New Collective Agreement at UBC

A new three-year collective agreement between the University of British Columbia and its faculty members was ratified over the summer.

UBC faculty association president Norma Wieland hailed the new contract as an important one for members. "We are very pleased with the new agreement," she said. "The compensation package provides members with predictability and stability for the next three years. The improvements to benefits and the moneys to address salary inequities will be important in this time of increasing national and international competition."

The new package pours millions of dollars into faculty salaries.
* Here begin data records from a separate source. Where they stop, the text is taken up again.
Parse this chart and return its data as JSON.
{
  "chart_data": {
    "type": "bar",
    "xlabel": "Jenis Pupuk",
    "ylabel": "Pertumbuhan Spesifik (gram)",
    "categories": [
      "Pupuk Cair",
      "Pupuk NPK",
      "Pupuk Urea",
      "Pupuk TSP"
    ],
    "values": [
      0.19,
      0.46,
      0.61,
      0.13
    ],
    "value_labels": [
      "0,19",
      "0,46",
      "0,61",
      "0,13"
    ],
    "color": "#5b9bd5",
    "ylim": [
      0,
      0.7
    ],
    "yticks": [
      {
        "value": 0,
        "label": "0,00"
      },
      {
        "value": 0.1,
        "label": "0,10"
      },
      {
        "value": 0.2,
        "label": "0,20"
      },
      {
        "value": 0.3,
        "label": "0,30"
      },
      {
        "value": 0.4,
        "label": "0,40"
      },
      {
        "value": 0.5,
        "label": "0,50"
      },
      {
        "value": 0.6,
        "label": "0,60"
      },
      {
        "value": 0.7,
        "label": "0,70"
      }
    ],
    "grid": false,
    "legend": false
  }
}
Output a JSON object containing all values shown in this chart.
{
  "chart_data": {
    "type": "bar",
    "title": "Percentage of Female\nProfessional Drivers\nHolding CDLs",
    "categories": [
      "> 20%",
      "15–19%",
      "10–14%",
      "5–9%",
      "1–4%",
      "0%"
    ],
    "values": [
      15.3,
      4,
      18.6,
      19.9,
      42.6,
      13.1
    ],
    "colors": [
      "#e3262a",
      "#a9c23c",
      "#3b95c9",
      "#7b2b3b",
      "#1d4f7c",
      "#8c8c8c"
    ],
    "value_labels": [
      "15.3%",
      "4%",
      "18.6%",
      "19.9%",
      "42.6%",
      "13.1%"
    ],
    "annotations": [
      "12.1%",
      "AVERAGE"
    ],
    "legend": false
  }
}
Highlights include an overall wage increase of two per cent per year for each year of the contract. As well, 2.5 per cent per year has been allocated to the career advancement plan to ensure better remuneration for career progress increments, merit and performance salary adjustments, $1 million has been committed to address salary inequities, $500,000 has been set aside to improve the sessional instructor minimum salary scale and a $2.5 million retention fund has been created to help keep faculty at UBC. An additional $1 million has been earmarked to improve the base salaries of faculty in the computer science and electrical and computer engineering departments.

Other changes in the agreement incorporate improved parental leave provisions for biological fathers, an increase in the professional development fund and a series of amendments to the Framework Agreement to more closely align it with BC labour code.

Although Wieland says there is much to be proud of, she concedes the new contract does not address low starting salaries for librarians. New librarians at UBC are among the lowest paid in North America. During the course of negotiations the administration maintained that salaries were not impeding the university's ability to hire for new positions or even to retain current librarians. As a result, Wieland says "the faculty association was unable to bargain any increase in starting salaries for librarians in this round of bargaining."

The new agreement was ratified by faculty members on June 22 by a 90 per cent vote. The contract came into effect July 1, 2001 and will run until June 30, 2004.